Ce qui est important c’est que les adultes et les élèves s’expriment sur leurs difficultés. C’est vraiment la caractéristique de La Rucklin. On accueille la parole. Quand quelque chose est difficile on le gère collectivement. On ne laisse pas un collègue seul face à une difficulté. C’est la seule solution pour qu’on puisse bien vivre dans une école comme la notre.

Chaque enseignant arrive avec ses représentations personnelles du métier. C’ets le débat qui va créer la cohérence. Or on est beaucoup plus efficace quand on coordonne ses efforts. Par exemple on a intérêt à se mettre d’accord sur le règlement scolaire et finalement sur le climat scolaire.

Vous avez créé et développé des sites Internet célèbres.
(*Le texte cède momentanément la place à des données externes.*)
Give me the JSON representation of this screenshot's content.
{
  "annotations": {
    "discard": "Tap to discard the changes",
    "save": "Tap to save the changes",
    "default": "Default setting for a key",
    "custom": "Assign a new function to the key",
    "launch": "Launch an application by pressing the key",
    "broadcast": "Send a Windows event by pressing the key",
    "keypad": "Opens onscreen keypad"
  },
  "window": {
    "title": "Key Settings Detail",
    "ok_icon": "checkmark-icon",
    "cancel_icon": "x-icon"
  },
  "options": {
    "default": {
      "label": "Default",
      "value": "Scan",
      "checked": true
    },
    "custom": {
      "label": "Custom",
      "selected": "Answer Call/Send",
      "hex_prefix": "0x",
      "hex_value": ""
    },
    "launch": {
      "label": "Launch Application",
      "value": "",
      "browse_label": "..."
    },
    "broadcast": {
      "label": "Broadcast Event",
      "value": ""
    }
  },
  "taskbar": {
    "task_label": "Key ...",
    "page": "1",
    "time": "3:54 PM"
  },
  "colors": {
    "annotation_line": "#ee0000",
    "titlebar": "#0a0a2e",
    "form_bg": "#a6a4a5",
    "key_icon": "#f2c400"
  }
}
Que vnt-ils devenir avec votre départ en retraite ?

J’ai annoncé leur fermeture car s’ils ne sont plus alimentés ils ne vivront plus. J’espère que le site de l’école sera maintenu par le prochain directeur. Pour les autres, Instit90 et Directeur90, j’ai du mal à jeter cela aux orties. Ma vie professionnelle a été une part importante de ma vie personnelle.

Qu’allez vous faire ?

Quand on est en rep on est pris à 100% jusqu’au bout. Après j’ai des sollicitations pour des formations. Peut-être que je vais continuer ainsi un peu. Mais j’ai conscience qu’à un moment il faut lacher.

Quel bilan sur cette vie de prof ?

J’ai eu beaucoup de chance. J’ai rencontré des enseignants qui ont été des révélations pour moi et qui m’ont permis d’avancer. Je finis dans une école difficile où les parents me renvoient quelque chose des efforts que j’ai fourni. Je veux remercier avant de partir.